Today looks set to become a turning point in General Motors' history. Two years ago GM was still the worlds largest car maker, as of today, the company has filed for Chapter 11 bankruptcy protection. With the help of the American government, who have taken a 60% stake, the Detroit manufacturer hopes to start back from scratch. We will not bore you with the financial details but instead we have taken a closer look at two of the company's finest products to show just why the American manufacturer should survive.
First up is our all time favourite GM racing car, the Chevrolet Corvette Grand Sport. Built against the wishes of the top brass, this lightweight competition car was developed in secrecy by the Corvette's spiritual father Zora-Arkus Duntov. Although they looked somewhat similar to the road-going Corvettes, under the fiberglass body they were bespoke racing cars. On the track the Grand Sport proved more than a match for the Cobra endorsed by GM's big rival Ford. The executives nevertheless called for the cars to be destroyed once they found what had happened right under their noses. Fortunately, the cars were quietly sold to privateers, who continued to race the very special Corvettes. Our article includes two of the three surviving coupes.
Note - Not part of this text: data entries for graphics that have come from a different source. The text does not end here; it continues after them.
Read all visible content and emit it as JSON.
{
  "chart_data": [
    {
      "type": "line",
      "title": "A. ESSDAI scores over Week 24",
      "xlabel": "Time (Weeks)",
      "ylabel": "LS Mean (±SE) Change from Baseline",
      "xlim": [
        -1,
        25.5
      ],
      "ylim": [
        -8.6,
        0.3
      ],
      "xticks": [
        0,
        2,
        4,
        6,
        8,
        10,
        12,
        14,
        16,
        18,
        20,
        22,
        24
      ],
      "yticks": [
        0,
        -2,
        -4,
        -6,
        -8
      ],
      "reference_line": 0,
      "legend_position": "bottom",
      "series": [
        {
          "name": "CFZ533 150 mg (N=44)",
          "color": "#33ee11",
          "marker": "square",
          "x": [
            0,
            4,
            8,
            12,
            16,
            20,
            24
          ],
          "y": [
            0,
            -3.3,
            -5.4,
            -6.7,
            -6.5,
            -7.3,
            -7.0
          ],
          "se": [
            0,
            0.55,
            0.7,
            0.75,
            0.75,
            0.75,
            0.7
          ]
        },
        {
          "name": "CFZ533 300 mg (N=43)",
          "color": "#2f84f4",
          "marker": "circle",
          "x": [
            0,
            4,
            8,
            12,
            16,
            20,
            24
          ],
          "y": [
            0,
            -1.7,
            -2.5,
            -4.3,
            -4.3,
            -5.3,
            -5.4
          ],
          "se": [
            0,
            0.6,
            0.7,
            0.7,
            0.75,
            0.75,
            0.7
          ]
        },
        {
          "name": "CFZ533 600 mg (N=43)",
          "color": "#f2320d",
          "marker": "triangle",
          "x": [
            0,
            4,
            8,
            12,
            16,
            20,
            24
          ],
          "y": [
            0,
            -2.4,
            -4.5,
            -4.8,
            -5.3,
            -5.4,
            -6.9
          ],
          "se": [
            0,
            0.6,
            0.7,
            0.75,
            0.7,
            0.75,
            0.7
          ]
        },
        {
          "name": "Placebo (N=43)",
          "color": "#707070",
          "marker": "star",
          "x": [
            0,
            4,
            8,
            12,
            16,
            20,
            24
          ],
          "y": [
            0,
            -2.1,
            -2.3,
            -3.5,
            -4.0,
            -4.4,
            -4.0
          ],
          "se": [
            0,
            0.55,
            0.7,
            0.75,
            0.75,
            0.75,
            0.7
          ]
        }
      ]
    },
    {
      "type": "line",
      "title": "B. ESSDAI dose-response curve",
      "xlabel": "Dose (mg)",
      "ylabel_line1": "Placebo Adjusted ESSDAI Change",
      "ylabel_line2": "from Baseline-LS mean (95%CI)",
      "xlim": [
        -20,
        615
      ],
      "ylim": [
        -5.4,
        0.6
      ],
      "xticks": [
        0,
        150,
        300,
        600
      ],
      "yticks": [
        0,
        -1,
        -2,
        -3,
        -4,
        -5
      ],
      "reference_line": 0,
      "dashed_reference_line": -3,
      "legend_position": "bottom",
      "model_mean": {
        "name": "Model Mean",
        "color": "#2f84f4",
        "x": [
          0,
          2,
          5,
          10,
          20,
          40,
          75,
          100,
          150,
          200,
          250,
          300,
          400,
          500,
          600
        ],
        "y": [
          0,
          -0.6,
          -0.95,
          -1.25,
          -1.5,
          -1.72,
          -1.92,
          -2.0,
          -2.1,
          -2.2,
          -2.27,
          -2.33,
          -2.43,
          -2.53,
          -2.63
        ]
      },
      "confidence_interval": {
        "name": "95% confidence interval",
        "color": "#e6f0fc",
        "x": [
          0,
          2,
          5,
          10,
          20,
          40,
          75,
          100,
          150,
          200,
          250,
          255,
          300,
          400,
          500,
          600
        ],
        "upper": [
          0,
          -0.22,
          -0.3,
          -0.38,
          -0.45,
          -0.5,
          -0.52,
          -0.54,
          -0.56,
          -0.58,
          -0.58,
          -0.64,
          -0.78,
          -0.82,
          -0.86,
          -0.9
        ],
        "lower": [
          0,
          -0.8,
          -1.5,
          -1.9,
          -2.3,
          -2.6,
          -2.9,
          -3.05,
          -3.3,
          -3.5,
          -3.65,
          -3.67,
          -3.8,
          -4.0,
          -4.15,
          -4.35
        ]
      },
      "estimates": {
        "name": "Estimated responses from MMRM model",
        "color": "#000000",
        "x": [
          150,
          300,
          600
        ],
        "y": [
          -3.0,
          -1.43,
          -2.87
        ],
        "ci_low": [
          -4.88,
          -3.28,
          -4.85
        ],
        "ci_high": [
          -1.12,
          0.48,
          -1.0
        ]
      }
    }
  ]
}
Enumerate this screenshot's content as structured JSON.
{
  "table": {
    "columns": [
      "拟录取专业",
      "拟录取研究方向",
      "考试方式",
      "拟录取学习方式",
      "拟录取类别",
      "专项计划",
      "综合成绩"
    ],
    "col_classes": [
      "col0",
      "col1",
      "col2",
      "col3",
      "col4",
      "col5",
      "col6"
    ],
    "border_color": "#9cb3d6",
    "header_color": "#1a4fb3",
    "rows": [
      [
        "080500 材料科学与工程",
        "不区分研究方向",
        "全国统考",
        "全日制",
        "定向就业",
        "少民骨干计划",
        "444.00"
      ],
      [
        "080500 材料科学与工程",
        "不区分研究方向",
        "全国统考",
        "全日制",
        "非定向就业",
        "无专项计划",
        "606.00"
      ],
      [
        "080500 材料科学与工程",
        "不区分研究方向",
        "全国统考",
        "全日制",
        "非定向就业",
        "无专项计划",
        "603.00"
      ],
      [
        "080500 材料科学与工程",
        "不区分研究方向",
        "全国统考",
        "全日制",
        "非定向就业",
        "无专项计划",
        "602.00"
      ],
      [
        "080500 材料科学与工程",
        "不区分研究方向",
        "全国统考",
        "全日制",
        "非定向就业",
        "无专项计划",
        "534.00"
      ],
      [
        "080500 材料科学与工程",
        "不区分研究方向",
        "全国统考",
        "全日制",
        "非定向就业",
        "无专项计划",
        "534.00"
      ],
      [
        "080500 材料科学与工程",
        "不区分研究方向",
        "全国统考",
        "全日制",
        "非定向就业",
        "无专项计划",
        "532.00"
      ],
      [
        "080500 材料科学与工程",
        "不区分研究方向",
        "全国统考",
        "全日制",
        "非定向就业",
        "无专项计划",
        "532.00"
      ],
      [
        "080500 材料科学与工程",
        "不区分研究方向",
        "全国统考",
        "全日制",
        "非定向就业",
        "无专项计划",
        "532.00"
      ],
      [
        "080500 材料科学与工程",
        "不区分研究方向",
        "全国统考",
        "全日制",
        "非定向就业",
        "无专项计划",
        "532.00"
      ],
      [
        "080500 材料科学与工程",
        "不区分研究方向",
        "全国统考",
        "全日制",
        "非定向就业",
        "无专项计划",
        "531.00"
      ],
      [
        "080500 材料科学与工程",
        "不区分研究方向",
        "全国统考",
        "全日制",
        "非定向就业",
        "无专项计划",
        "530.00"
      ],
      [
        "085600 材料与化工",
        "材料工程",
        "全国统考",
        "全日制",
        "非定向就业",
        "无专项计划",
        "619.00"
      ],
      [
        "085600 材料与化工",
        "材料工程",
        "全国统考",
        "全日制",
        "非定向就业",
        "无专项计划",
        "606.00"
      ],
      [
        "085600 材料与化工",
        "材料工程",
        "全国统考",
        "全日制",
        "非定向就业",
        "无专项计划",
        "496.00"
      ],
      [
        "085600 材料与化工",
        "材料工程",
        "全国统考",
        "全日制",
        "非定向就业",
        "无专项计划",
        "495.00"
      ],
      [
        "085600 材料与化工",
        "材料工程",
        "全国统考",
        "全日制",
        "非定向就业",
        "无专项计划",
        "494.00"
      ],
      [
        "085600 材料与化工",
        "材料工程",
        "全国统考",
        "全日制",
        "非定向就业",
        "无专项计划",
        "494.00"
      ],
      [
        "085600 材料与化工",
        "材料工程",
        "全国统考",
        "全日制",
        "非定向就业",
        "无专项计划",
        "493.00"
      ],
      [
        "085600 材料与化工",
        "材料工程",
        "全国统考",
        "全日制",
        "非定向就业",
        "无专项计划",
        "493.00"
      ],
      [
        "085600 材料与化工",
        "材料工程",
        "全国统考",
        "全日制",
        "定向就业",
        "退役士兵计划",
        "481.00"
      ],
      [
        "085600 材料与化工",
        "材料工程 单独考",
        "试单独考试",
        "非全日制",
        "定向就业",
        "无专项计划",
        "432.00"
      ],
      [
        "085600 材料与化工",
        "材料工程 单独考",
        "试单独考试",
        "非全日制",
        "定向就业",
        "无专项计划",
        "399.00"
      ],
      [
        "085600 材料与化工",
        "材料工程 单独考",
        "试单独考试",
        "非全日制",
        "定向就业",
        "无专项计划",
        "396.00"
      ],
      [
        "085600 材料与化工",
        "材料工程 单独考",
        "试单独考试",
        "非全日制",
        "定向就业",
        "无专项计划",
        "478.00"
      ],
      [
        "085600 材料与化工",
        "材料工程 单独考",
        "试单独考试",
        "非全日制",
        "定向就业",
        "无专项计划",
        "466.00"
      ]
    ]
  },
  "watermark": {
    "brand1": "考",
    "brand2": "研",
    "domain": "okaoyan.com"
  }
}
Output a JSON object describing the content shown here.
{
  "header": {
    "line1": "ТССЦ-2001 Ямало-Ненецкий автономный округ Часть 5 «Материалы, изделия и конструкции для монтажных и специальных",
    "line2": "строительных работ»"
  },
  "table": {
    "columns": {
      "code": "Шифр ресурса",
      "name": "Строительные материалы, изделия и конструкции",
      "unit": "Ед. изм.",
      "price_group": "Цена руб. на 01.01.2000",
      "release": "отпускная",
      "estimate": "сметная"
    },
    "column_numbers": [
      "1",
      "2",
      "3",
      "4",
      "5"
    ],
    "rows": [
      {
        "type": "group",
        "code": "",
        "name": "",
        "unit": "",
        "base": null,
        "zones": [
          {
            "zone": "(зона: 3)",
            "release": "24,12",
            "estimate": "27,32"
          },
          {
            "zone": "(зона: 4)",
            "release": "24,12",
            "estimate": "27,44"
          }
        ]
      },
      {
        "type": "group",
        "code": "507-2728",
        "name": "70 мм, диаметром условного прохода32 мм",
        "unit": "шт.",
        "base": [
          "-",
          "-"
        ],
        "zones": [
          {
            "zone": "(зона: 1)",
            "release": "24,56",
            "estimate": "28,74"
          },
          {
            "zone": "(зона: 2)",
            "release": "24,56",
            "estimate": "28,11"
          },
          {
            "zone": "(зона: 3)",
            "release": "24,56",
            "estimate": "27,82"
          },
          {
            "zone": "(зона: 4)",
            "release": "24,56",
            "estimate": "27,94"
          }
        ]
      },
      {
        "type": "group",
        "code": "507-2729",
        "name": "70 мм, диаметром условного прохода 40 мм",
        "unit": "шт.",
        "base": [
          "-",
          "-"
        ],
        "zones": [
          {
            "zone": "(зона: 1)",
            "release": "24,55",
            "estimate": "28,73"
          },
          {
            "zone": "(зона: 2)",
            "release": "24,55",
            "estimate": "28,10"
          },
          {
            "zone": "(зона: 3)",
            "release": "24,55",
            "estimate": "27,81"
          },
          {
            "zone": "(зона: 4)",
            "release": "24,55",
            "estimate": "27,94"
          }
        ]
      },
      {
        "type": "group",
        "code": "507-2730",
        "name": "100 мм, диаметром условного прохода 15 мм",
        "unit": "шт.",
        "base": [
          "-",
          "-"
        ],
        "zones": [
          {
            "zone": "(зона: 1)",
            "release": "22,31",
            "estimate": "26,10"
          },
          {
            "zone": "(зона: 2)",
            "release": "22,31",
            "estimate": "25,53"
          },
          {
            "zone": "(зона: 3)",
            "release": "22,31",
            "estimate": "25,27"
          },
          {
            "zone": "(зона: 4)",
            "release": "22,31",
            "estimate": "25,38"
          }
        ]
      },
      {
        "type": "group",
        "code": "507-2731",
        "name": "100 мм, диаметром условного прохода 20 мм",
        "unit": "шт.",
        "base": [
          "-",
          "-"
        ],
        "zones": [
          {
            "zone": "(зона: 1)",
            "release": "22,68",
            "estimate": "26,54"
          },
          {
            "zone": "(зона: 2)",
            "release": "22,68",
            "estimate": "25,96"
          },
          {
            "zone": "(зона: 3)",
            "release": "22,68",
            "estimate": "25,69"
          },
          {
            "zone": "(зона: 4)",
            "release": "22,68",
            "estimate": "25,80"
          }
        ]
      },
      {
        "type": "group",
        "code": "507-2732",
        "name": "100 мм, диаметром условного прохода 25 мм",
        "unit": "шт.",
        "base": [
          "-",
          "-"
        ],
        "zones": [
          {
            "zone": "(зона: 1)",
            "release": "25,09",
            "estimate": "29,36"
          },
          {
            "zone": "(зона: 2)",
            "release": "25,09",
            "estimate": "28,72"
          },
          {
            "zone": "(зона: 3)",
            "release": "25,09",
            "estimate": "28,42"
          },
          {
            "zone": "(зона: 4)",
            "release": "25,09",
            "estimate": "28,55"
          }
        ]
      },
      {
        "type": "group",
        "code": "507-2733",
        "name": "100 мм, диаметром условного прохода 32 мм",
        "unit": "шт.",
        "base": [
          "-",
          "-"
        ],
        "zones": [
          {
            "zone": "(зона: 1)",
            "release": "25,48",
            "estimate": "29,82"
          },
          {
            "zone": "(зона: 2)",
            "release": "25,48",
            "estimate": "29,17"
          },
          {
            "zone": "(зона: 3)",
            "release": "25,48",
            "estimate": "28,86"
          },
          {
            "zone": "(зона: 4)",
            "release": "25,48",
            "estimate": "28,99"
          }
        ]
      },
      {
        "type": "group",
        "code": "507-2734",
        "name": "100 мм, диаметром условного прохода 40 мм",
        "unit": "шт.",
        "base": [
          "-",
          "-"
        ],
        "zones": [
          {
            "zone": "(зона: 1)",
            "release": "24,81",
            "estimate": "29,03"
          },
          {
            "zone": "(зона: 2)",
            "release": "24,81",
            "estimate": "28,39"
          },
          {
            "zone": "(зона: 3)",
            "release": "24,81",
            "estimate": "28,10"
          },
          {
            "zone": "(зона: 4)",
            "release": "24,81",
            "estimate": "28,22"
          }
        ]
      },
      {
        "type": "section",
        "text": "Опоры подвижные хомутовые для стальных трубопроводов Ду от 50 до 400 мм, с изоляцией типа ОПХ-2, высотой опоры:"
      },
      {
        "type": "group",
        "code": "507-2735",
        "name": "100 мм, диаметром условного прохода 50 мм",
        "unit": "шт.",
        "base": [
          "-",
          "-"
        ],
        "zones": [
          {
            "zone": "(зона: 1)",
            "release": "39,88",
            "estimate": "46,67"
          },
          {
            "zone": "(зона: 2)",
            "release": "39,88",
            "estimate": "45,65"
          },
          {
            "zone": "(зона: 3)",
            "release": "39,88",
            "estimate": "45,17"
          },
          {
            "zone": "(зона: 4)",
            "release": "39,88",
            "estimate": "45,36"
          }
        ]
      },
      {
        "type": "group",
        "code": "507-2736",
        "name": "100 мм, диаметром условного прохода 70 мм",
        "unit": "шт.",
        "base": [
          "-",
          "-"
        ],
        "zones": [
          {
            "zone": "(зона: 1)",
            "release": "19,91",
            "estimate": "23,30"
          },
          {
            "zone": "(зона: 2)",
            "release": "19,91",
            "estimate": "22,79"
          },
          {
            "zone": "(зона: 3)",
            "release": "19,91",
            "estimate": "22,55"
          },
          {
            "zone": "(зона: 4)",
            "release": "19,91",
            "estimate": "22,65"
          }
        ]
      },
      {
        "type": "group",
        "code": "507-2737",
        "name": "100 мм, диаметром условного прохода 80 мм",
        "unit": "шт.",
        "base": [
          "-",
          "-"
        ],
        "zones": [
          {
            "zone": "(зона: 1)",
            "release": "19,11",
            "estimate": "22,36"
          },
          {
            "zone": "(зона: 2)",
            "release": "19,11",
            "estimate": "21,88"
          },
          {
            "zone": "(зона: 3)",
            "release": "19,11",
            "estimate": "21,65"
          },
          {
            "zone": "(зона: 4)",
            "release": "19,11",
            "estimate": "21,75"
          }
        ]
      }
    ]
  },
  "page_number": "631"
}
Both have been restored to their 1964 Sebring 12 Hours specification livery and are pictured at recent outings at events like the Monterey Historics and The Quail, a Motorsports Gathering.
Slightly more civilized is this first generation Chevrolet Camaro SS. Built between 1967 and 1969 these earliest Camaros are the most sought after. It is hardly surprisisng that for the new Camaro, the original bodystyle served as an inspiration. The pictured example is seen at the 2008 Concours on the Avenue in Carmel, shortly after a complete restoration.
Hopefully the slimmed down General Motors will continue to build road and racing cars like these two in the future.